Bollywood trade sources have noticed it before. Likewise, PRs of films and big production houses. Not to mention the actors themselves. A subtle but determined and sick campaign on Twitter in Dubai to undermine big ticket Hindi films. It gets underway on Thursday. Which is when Bollywood films get released in the UAE because Friday is the big holiday there. By nightfall, the campaign has exhausted itself, the Twitterati in Dubai tired of their efforts. But Bollywood fans, and Dubai has a huge chunk of them, are asking why and wondering who is behind this.

Yesterday was a classic example. Even before the Khaleej Times and Gulf News, the premier English dailies in UAE, were out with their online reviews of Rohit Shetty’s Simmba, the Dubai Twitterati were at it. Spewing hate and criticism at the filmmaker for daring to make a film that gave them “a headache” and “hospitalized several people”, “spoiled their mood”, was “tasteless, drab, a big bore, a damp squib, a total debacle, a torture” and which, one joker said, “made Race 3 look like Chak DeThugs of Hindostan like Baahubali, and Zero like Avengers”.

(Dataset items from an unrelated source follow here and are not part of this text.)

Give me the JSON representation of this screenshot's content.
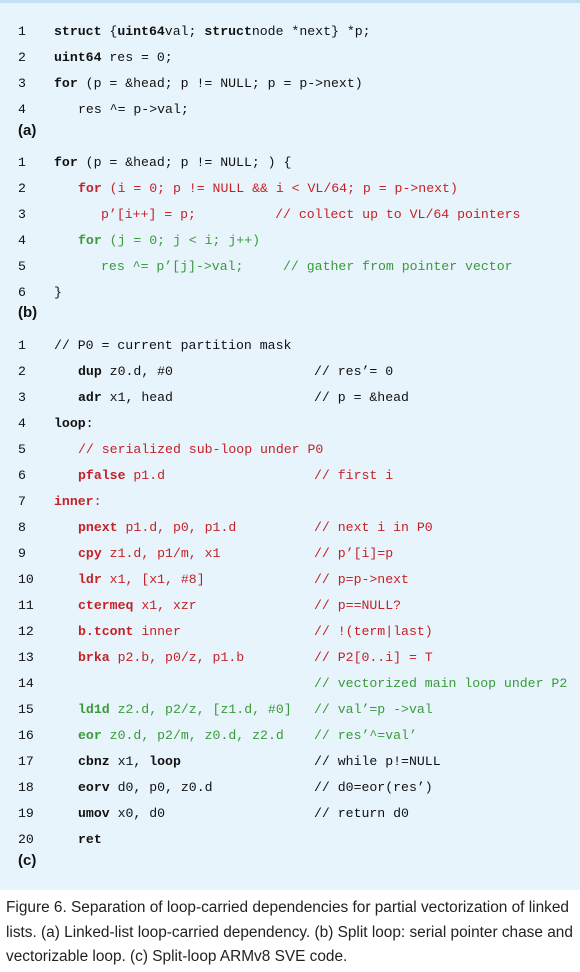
{
  "section_a": {
    "label": "(a)",
    "lines": [
      {
        "n": "1",
        "color": "black",
        "indent": 0,
        "code": [
          [
            "b",
            "struct"
          ],
          [
            "t",
            " {"
          ],
          [
            "b",
            "uint64"
          ],
          [
            "t",
            "val; "
          ],
          [
            "b",
            "struct"
          ],
          [
            "t",
            "node *next} *p;"
          ]
        ],
        "comment": ""
      },
      {
        "n": "2",
        "color": "black",
        "indent": 0,
        "code": [
          [
            "b",
            "uint64"
          ],
          [
            "t",
            " res = 0;"
          ]
        ],
        "comment": ""
      },
      {
        "n": "3",
        "color": "black",
        "indent": 0,
        "code": [
          [
            "b",
            "for"
          ],
          [
            "t",
            " (p = &head; p != NULL; p = p->next)"
          ]
        ],
        "comment": ""
      },
      {
        "n": "4",
        "color": "black",
        "indent": 1,
        "code": [
          [
            "t",
            "res ^= p->val;"
          ]
        ],
        "comment": ""
      }
    ]
  },
  "section_b": {
    "label": "(b)",
    "lines": [
      {
        "n": "1",
        "color": "black",
        "indent": 0,
        "code": [
          [
            "b",
            "for"
          ],
          [
            "t",
            " (p = &head; p != NULL; ) {"
          ]
        ],
        "comment": ""
      },
      {
        "n": "2",
        "color": "red",
        "indent": 1,
        "code": [
          [
            "b",
            "for"
          ],
          [
            "t",
            " (i = 0; p != NULL && i < VL/64; p = p->next)"
          ]
        ],
        "comment": ""
      },
      {
        "n": "3",
        "color": "red",
        "indent": 2,
        "code": [
          [
            "t",
            "p’[i++] = p;          // collect up to VL/64 pointers"
          ]
        ],
        "comment": ""
      },
      {
        "n": "4",
        "color": "green",
        "indent": 1,
        "code": [
          [
            "b",
            "for"
          ],
          [
            "t",
            " (j = 0; j < i; j++)"
          ]
        ],
        "comment": ""
      },
      {
        "n": "5",
        "color": "green",
        "indent": 2,
        "code": [
          [
            "t",
            "res ^= p’[j]->val;     // gather from pointer vector"
          ]
        ],
        "comment": ""
      },
      {
        "n": "6",
        "color": "black",
        "indent": 0,
        "code": [
          [
            "t",
            "}"
          ]
        ],
        "comment": ""
      }
    ]
  },
  "section_c": {
    "label": "(c)",
    "lines": [
      {
        "n": "1",
        "color": "black",
        "indent": 0,
        "code": [
          [
            "t",
            "// P0 = current partition mask"
          ]
        ],
        "comment": ""
      },
      {
        "n": "2",
        "color": "black",
        "indent": 1,
        "code": [
          [
            "b",
            "dup"
          ],
          [
            "t",
            " z0.d, #0"
          ]
        ],
        "comment": "// res’= 0"
      },
      {
        "n": "3",
        "color": "black",
        "indent": 1,
        "code": [
          [
            "b",
            "adr"
          ],
          [
            "t",
            " x1, head"
          ]
        ],
        "comment": "// p = &head"
      },
      {
        "n": "4",
        "color": "black",
        "indent": 0,
        "code": [
          [
            "b",
            "loop"
          ],
          [
            "t",
            ":"
          ]
        ],
        "comment": ""
      },
      {
        "n": "5",
        "color": "red",
        "indent": 1,
        "code": [
          [
            "t",
            "// serialized sub-loop under P0"
          ]
        ],
        "comment": ""
      },
      {
        "n": "6",
        "color": "red",
        "indent": 1,
        "code": [
          [
            "b",
            "pfalse"
          ],
          [
            "t",
            " p1.d"
          ]
        ],
        "comment": "// first i"
      },
      {
        "n": "7",
        "color": "red",
        "indent": 0,
        "code": [
          [
            "b",
            "inner"
          ],
          [
            "t",
            ":"
          ]
        ],
        "comment": ""
      },
      {
        "n": "8",
        "color": "red",
        "indent": 1,
        "code": [
          [
            "b",
            "pnext"
          ],
          [
            "t",
            " p1.d, p0, p1.d"
          ]
        ],
        "comment": "// next i in P0"
      },
      {
        "n": "9",
        "color": "red",
        "indent": 1,
        "code": [
          [
            "b",
            "cpy"
          ],
          [
            "t",
            " z1.d, p1/m, x1"
          ]
        ],
        "comment": "// p’[i]=p"
      },
      {
        "n": "10",
        "color": "red",
        "indent": 1,
        "code": [
          [
            "b",
            "ldr"
          ],
          [
            "t",
            " x1, [x1, #8]"
          ]
        ],
        "comment": "// p=p->next"
      },
      {
        "n": "11",
        "color": "red",
        "indent": 1,
        "code": [
          [
            "b",
            "ctermeq"
          ],
          [
            "t",
            " x1, xzr"
          ]
        ],
        "comment": "// p==NULL?"
      },
      {
        "n": "12",
        "color": "red",
        "indent": 1,
        "code": [
          [
            "b",
            "b.tcont"
          ],
          [
            "t",
            " inner"
          ]
        ],
        "comment": "// !(term|last)"
      },
      {
        "n": "13",
        "color": "red",
        "indent": 1,
        "code": [
          [
            "b",
            "brka"
          ],
          [
            "t",
            " p2.b, p0/z, p1.b"
          ]
        ],
        "comment": "// P2[0..i] = T"
      },
      {
        "n": "14",
        "color": "green",
        "indent": 1,
        "code": [],
        "comment": "// vectorized main loop under P2"
      },
      {
        "n": "15",
        "color": "green",
        "indent": 1,
        "code": [
          [
            "b",
            "ld1d"
          ],
          [
            "t",
            " z2.d, p2/z, [z1.d, #0]"
          ]
        ],
        "comment": "// val’=p ->val"
      },
      {
        "n": "16",
        "color": "green",
        "indent": 1,
        "code": [
          [
            "b",
            "eor"
          ],
          [
            "t",
            " z0.d, p2/m, z0.d, z2.d"
          ]
        ],
        "comment": "// res’^=val’"
      },
      {
        "n": "17",
        "color": "black",
        "indent": 1,
        "code": [
          [
            "b",
            "cbnz"
          ],
          [
            "t",
            " x1, "
          ],
          [
            "b",
            "loop"
          ]
        ],
        "comment": "// while p!=NULL"
      },
      {
        "n": "18",
        "color": "black",
        "indent": 1,
        "code": [
          [
            "b",
            "eorv"
          ],
          [
            "t",
            " d0, p0, z0.d"
          ]
        ],
        "comment": "// d0=eor(res’)"
      },
      {
        "n": "19",
        "color": "black",
        "indent": 1,
        "code": [
          [
            "b",
            "umov"
          ],
          [
            "t",
            " x0, d0"
          ]
        ],
        "comment": "// return d0"
      },
      {
        "n": "20",
        "color": "black",
        "indent": 1,
        "code": [
          [
            "b",
            "ret"
          ]
        ],
        "comment": ""
      }
    ]
  },
  "caption": "Figure 6. Separation of loop-carried dependencies for partial vectorization of linked lists. (a) Linked-list loop-carried dependency. (b) Split loop: serial pointer chase and vectorizable loop. (c) Split-loop ARMv8 SVE code."
}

The thing is, Bollywood is beginning to suspect that the Dubai hate-mongering is being instigated by somebody from the film industry in Mumbai itself. Somebody who is weak, spineless, insecure and jealous. Maybe dissatisfied with their own filmmaking or acting skills. Who oftentimes are spurred on by bitter PRs that have failed to promote a film or star. Talking is free. And Twitter lets malicious trollers remain faceless behind its curtain of anonymity. But why? When the box office is a great equalizer and delivers its own verdict on films. Only somebody with a secret agenda would rip apart a total entertainer like Simmba. And tell Ranveer Singh he should not act without a beard!